Dentistry survey examines essential workers’ views on COVID-19


A survey of nearly a thousand people who were tested for COVID-19 antibodies at the School of Dentistry this summer examined how the pandemic is affecting the life experiences of essential workers, including dentists.

The research project looked at the important role dentistry can play within the broader health care system by helping to monitor public health during and beyond the current pandemic.


The study, “Impact of COVID-19 on Life Experiences of Essential Workers Attending a Dental Testing Facility,” was posted on the website of JDR Clinical and Translational Research in advance of being published in the January 2021 print issue of the journal.

Researchers analyzed surveys completed online by 984 people who were tested for COVID antibodies during May and June at the School of Dentistry.
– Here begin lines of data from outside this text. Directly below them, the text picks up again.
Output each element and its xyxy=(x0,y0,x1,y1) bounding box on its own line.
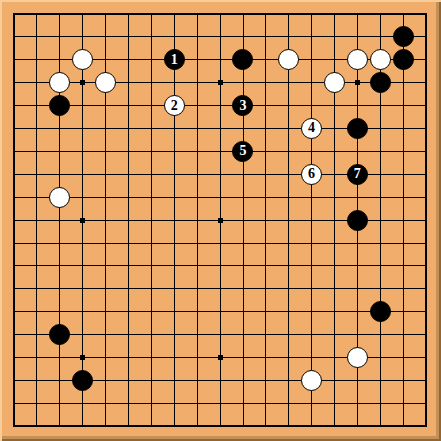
board-cell xyxy=(163,163,186,186)
board-cell xyxy=(25,186,48,209)
black-stone xyxy=(370,301,391,322)
board-cell xyxy=(71,94,94,117)
board-cell xyxy=(415,140,438,163)
board-cell xyxy=(117,209,140,232)
board-cell xyxy=(25,369,48,392)
board-cell xyxy=(392,186,415,209)
board-cell xyxy=(231,277,254,300)
board-cell xyxy=(369,163,392,186)
board-cell xyxy=(186,71,209,94)
board-cell xyxy=(25,48,48,71)
board-cell xyxy=(346,140,369,163)
board-cell xyxy=(117,300,140,323)
board-cell xyxy=(48,346,71,369)
board-cell xyxy=(300,140,323,163)
board-cell xyxy=(369,209,392,232)
board-cell: 1 xyxy=(163,48,186,71)
board-cell xyxy=(254,163,277,186)
board-cell xyxy=(392,163,415,186)
board-cell xyxy=(48,369,71,392)
board-cell: 2 xyxy=(163,94,186,117)
board-cell xyxy=(94,94,117,117)
board-cell: 5 xyxy=(231,140,254,163)
board-cell xyxy=(186,415,209,438)
board-cell xyxy=(186,3,209,26)
board-cell xyxy=(71,163,94,186)
board-cell xyxy=(346,25,369,48)
board-cell xyxy=(369,369,392,392)
board-cell xyxy=(415,231,438,254)
board-cell xyxy=(140,117,163,140)
board-cell xyxy=(300,186,323,209)
board-cell xyxy=(323,392,346,415)
board-cell xyxy=(346,346,369,369)
board-cell xyxy=(25,415,48,438)
board-cell xyxy=(94,231,117,254)
board-cell xyxy=(254,300,277,323)
board-cell xyxy=(117,277,140,300)
board-cell xyxy=(277,323,300,346)
board-cell xyxy=(117,323,140,346)
board-cell xyxy=(140,94,163,117)
board-cell xyxy=(300,71,323,94)
black-stone xyxy=(72,370,93,391)
board-cell xyxy=(277,254,300,277)
board-cell xyxy=(254,392,277,415)
board-cell xyxy=(300,48,323,71)
white-stone-move-6: 6 xyxy=(301,164,322,185)
board-cell: 6 xyxy=(300,163,323,186)
board-cell xyxy=(392,254,415,277)
board-cell xyxy=(323,186,346,209)
board-cell xyxy=(48,48,71,71)
white-stone xyxy=(278,49,299,70)
board-cell xyxy=(163,254,186,277)
board-cell xyxy=(48,140,71,163)
board-cell xyxy=(163,117,186,140)
board-cell xyxy=(117,3,140,26)
board-cell xyxy=(71,231,94,254)
board-cell xyxy=(117,48,140,71)
go-board: 1234567 xyxy=(0,0,441,441)
board-cell xyxy=(209,94,232,117)
board-cell xyxy=(323,140,346,163)
board-cell xyxy=(209,323,232,346)
board-cell xyxy=(94,346,117,369)
board-cell xyxy=(277,369,300,392)
board-cell xyxy=(277,277,300,300)
board-cell xyxy=(323,94,346,117)
board-cell xyxy=(231,231,254,254)
board-cell xyxy=(369,231,392,254)
board-cell xyxy=(254,3,277,26)
board-cell xyxy=(117,346,140,369)
board-cell xyxy=(94,300,117,323)
board-cell xyxy=(277,209,300,232)
board-cell xyxy=(186,346,209,369)
board-cell xyxy=(415,25,438,48)
board-cell xyxy=(186,231,209,254)
board-cell xyxy=(163,3,186,26)
board-cell xyxy=(254,346,277,369)
board-cell xyxy=(186,94,209,117)
board-cell xyxy=(369,300,392,323)
board-cell xyxy=(346,369,369,392)
board-cell xyxy=(254,140,277,163)
board-cell xyxy=(231,369,254,392)
black-stone-move-5: 5 xyxy=(232,141,253,162)
board-cell xyxy=(323,209,346,232)
board-cell xyxy=(94,140,117,163)
board-cell xyxy=(25,346,48,369)
board-cell xyxy=(3,415,26,438)
board-cell xyxy=(323,117,346,140)
board-cell xyxy=(323,254,346,277)
board-cell xyxy=(323,163,346,186)
board-cell xyxy=(3,392,26,415)
board-cell xyxy=(25,3,48,26)
board-cell xyxy=(300,3,323,26)
board-cell xyxy=(48,231,71,254)
board-cell xyxy=(415,300,438,323)
board-cell xyxy=(48,323,71,346)
board-cell xyxy=(186,254,209,277)
board-cell xyxy=(209,254,232,277)
board-cell xyxy=(25,140,48,163)
board-cell xyxy=(140,300,163,323)
board-cell xyxy=(415,48,438,71)
board-cell xyxy=(163,140,186,163)
board-cell xyxy=(48,186,71,209)
board-cell xyxy=(300,254,323,277)
board-cell xyxy=(186,186,209,209)
board-cell xyxy=(277,25,300,48)
board-cell xyxy=(25,323,48,346)
board-cell xyxy=(209,3,232,26)
board-cell xyxy=(3,25,26,48)
board-cell xyxy=(323,25,346,48)
board-cell xyxy=(48,392,71,415)
board-cell xyxy=(209,346,232,369)
board-cell xyxy=(231,71,254,94)
board-cell xyxy=(231,186,254,209)
board-cell xyxy=(71,415,94,438)
board-cell xyxy=(140,25,163,48)
board-cell: 4 xyxy=(300,117,323,140)
white-stone xyxy=(347,49,368,70)
board-cell xyxy=(231,415,254,438)
board-cell xyxy=(3,3,26,26)
black-stone xyxy=(347,118,368,139)
board-cell xyxy=(71,346,94,369)
board-cell xyxy=(300,277,323,300)
board-cell xyxy=(48,163,71,186)
board-cell xyxy=(277,231,300,254)
board-cell xyxy=(140,277,163,300)
board-cell xyxy=(140,415,163,438)
board-cell xyxy=(117,71,140,94)
board-cell xyxy=(323,277,346,300)
board-cell xyxy=(231,300,254,323)
board-cell xyxy=(94,323,117,346)
board-cell xyxy=(392,346,415,369)
board-cell xyxy=(209,369,232,392)
board-cell xyxy=(277,71,300,94)
board-cell xyxy=(392,209,415,232)
board-cell xyxy=(25,71,48,94)
white-stone xyxy=(324,72,345,93)
board-cell xyxy=(415,415,438,438)
board-cell xyxy=(277,48,300,71)
board-cell xyxy=(140,254,163,277)
black-stone xyxy=(49,95,70,116)
board-cell xyxy=(25,163,48,186)
board-cell xyxy=(48,25,71,48)
white-stone xyxy=(301,370,322,391)
board-cell xyxy=(3,369,26,392)
board-cell xyxy=(231,48,254,71)
board-cell xyxy=(186,392,209,415)
board-cell xyxy=(163,392,186,415)
board-cell xyxy=(117,94,140,117)
board-cell xyxy=(392,94,415,117)
board-cell xyxy=(209,117,232,140)
board-cell xyxy=(254,94,277,117)
board-cell xyxy=(254,186,277,209)
board-cell xyxy=(25,231,48,254)
board-cell xyxy=(25,300,48,323)
board-cell xyxy=(163,25,186,48)
board-cell xyxy=(254,254,277,277)
board-cell xyxy=(48,71,71,94)
board-cell xyxy=(48,3,71,26)
board-cell xyxy=(3,117,26,140)
board-cell xyxy=(254,48,277,71)
board-cell xyxy=(415,323,438,346)
board-cell xyxy=(415,392,438,415)
board-cell xyxy=(25,277,48,300)
board-cell xyxy=(3,323,26,346)
board-cell xyxy=(323,48,346,71)
board-cell xyxy=(323,231,346,254)
board-cell xyxy=(369,117,392,140)
board-cell xyxy=(254,231,277,254)
board-cell xyxy=(323,323,346,346)
board-cell xyxy=(369,392,392,415)
board-cell xyxy=(186,209,209,232)
board-cell xyxy=(277,163,300,186)
white-stone-move-2: 2 xyxy=(164,95,185,116)
board-cell xyxy=(415,346,438,369)
board-cell xyxy=(346,323,369,346)
black-stone xyxy=(393,26,414,47)
board-cell xyxy=(209,186,232,209)
board-cell xyxy=(186,277,209,300)
board-cell xyxy=(300,369,323,392)
board-cell xyxy=(300,94,323,117)
board-cell xyxy=(231,163,254,186)
board-cell xyxy=(346,71,369,94)
board-cell xyxy=(231,323,254,346)
board-grid: 1234567 xyxy=(3,3,438,438)
black-stone xyxy=(232,49,253,70)
board-cell xyxy=(94,392,117,415)
board-cell xyxy=(231,25,254,48)
board-cell xyxy=(3,186,26,209)
board-cell xyxy=(186,140,209,163)
board-cell xyxy=(300,346,323,369)
board-cell xyxy=(94,117,117,140)
board-cell xyxy=(415,117,438,140)
board-cell xyxy=(117,415,140,438)
board-cell xyxy=(25,25,48,48)
board-cell xyxy=(277,3,300,26)
board-cell xyxy=(346,277,369,300)
black-stone xyxy=(370,72,391,93)
board-cell xyxy=(392,140,415,163)
board-cell xyxy=(3,71,26,94)
board-cell xyxy=(209,231,232,254)
white-stone-move-4: 4 xyxy=(301,118,322,139)
board-cell xyxy=(369,140,392,163)
board-cell xyxy=(48,277,71,300)
board-cell xyxy=(277,392,300,415)
board-cell xyxy=(369,186,392,209)
board-cell xyxy=(323,300,346,323)
board-cell xyxy=(71,117,94,140)
board-cell xyxy=(369,277,392,300)
board-cell xyxy=(3,94,26,117)
board-cell xyxy=(25,117,48,140)
board-cell xyxy=(117,25,140,48)
board-cell xyxy=(186,117,209,140)
board-cell xyxy=(277,117,300,140)
board-cell xyxy=(300,300,323,323)
board-cell xyxy=(3,163,26,186)
board-cell xyxy=(277,346,300,369)
board-cell xyxy=(186,163,209,186)
board-cell xyxy=(3,48,26,71)
board-cell xyxy=(346,94,369,117)
board-cell xyxy=(71,186,94,209)
black-stone-move-3: 3 xyxy=(232,95,253,116)
board-cell xyxy=(163,231,186,254)
board-cell xyxy=(392,48,415,71)
board-cell xyxy=(415,94,438,117)
board-cell xyxy=(369,346,392,369)
board-cell xyxy=(117,254,140,277)
board-cell xyxy=(94,71,117,94)
board-cell xyxy=(94,48,117,71)
board-cell xyxy=(140,346,163,369)
board-cell xyxy=(369,323,392,346)
board-cell xyxy=(48,209,71,232)
board-cell xyxy=(94,25,117,48)
board-cell xyxy=(163,71,186,94)
board-cell xyxy=(369,254,392,277)
white-stone xyxy=(72,49,93,70)
board-cell xyxy=(346,209,369,232)
board-cell xyxy=(231,3,254,26)
board-cell xyxy=(3,209,26,232)
board-cell xyxy=(140,48,163,71)
board-cell xyxy=(346,415,369,438)
board-cell xyxy=(186,323,209,346)
board-cell xyxy=(277,186,300,209)
board-cell xyxy=(392,300,415,323)
board-cell xyxy=(415,209,438,232)
board-cell xyxy=(323,415,346,438)
board-cell xyxy=(25,392,48,415)
board-cell xyxy=(163,346,186,369)
board-cell xyxy=(209,277,232,300)
board-cell xyxy=(277,415,300,438)
board-cell xyxy=(209,48,232,71)
board-cell xyxy=(209,140,232,163)
board-cell xyxy=(392,323,415,346)
board-cell xyxy=(117,392,140,415)
board-cell xyxy=(392,392,415,415)
board-cell xyxy=(163,415,186,438)
board-cell xyxy=(392,3,415,26)
board-cell xyxy=(300,209,323,232)
board-cell xyxy=(25,209,48,232)
board-cell xyxy=(415,163,438,186)
board-cell xyxy=(300,25,323,48)
board-cell xyxy=(163,323,186,346)
board-cell xyxy=(323,71,346,94)
board-cell xyxy=(71,140,94,163)
board-cell xyxy=(117,140,140,163)
board-cell xyxy=(231,254,254,277)
board-cell xyxy=(48,117,71,140)
board-cell xyxy=(415,3,438,26)
board-cell xyxy=(346,48,369,71)
board-cell xyxy=(254,277,277,300)
board-cell xyxy=(415,369,438,392)
board-cell: 3 xyxy=(231,94,254,117)
board-cell xyxy=(140,369,163,392)
board-cell xyxy=(323,346,346,369)
board-cell xyxy=(231,346,254,369)
board-cell xyxy=(48,254,71,277)
board-cell xyxy=(254,415,277,438)
white-stone xyxy=(370,49,391,70)
board-cell xyxy=(140,3,163,26)
board-cell xyxy=(209,415,232,438)
board-cell xyxy=(3,140,26,163)
board-cell xyxy=(277,94,300,117)
board-cell xyxy=(392,117,415,140)
board-cell xyxy=(186,300,209,323)
board-cell xyxy=(94,415,117,438)
board-cell xyxy=(3,346,26,369)
board-cell xyxy=(392,277,415,300)
board-cell xyxy=(323,3,346,26)
board-cell xyxy=(254,323,277,346)
board-cell xyxy=(163,300,186,323)
board-cell xyxy=(3,231,26,254)
board-cell xyxy=(140,323,163,346)
board-cell xyxy=(94,277,117,300)
board-cell xyxy=(254,71,277,94)
board-cell xyxy=(25,94,48,117)
board-cell xyxy=(140,209,163,232)
board-cell xyxy=(71,48,94,71)
board-cell xyxy=(209,392,232,415)
board-cell xyxy=(346,300,369,323)
black-stone xyxy=(393,49,414,70)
The tests were for essential workers in three categories: those who work in dentistry, those in other health care fields and those in non-health care fields, including first-responders such as police and fire personnel.

Lead author Margherita Fontana, the Clifford Nelson Endowed Professor and professor of dentistry, said several important themes emerged from the study.

“Our findings support that dental workers are as vulnerable as other essential workers to the psychological impacts of COVID-19, and that testing may help alleviate stress and anxiety associated with these pandemics,” she said.

“The study also supports the acceptability and satisfaction of testing done in a dental setting, highlighting a role that dentistry can play within the health care system by helping with testing and other surveillance methods during a pandemic.”

Researchers also found that dental providers reported being less afraid of COVID-19 than the other two essential worker groups.

“That may be because we have long been attentive to employing procedures and personal protective equipment to safely provide care in the high-risk environments we work in,” Fontana said.

Robert Eber, clinical professor of dentistry and director of clinical research, was the principal investigator. He led a team of faculty members and staff who prepared the testing protocols, procured supplies, obtained approval to conduct the research survey, and trained those who are administered the tests.

“As difficult as the pandemic is, it provides an opportunity for us to perform a valuable service for the community in the antibody tests,” Eber said. “Plus, gathering the additional survey information from nearly a thousand people helps inform best practices moving forward.”

Other co-authors of the study in addition to Fontana and Eber are School of Dentistry Dean Laurie McCauley, the William K. and Mary Anne Najjar Professor in Periodontics and a professor in the Department of Pathology at the Medical School; Mark Fitzgerald, associate dean for community-based collaborative care and education and an associate professor in the Department of Cariology, Restorative Sciences and Endodontics; Emily Yanca, research project manager in CRSE; and George Eckert, Department of Biostatistics, Schools of Medicine and Public Health, Indiana University.

“We made the decision early in the pandemic to provide a COVID antibody testing site for essential workers in our community and combined it with the research element to measure public perceptions related to the pandemic,” McCauley said.

Additional survey findings include:

  • More than 90 percent of respondents said they always or frequently engaged in preventive measures, such as wearing masks.
  • More than 70 percent were sometimes, frequently or always worried about their friends and loved ones contracting COVID-19 and of resulting financial problems, although dental workers were significantly less worried than non-dental health care and non-health care providers.
  • For all groups, more than half of the respondents stated that the pandemic had a negative (somewhat worse or worse) impact on daily life (59 percent), interactions with others (65 percent), stress levels (66 percent), and enjoyment of life (56 percent).
  • More than half of the respondents stated that the pandemic had a positive impact (same, somewhat better, or much better) on caring about one another, self-care and exercise.
  • More than two-thirds of respondents said knowing the results of an antibody test would decrease their level of stress and anxiety.
  • More than 80 percent said a COVID-19 test received in a dental setting is acceptable, that they were “definitely” satisfied and would “definitely” recommend it to a friend, family or coworker.


  1. Barbara Bradley
    on September 30, 2020 at 8:35 am

    One line in this particularly speaks to me ….. “More than two-thirds of respondents said knowing the results of an antibody test would decrease their level of stress and anxiety.” I have felt that way all along and wish it was possible for those of us who are not first-responders or medical employees to get tested. Antibody testing could absolutely help to reduce anxiety and maybe even help with allowing people to return to work on-site. I can’t figure out why opportunities for that aren’t offered.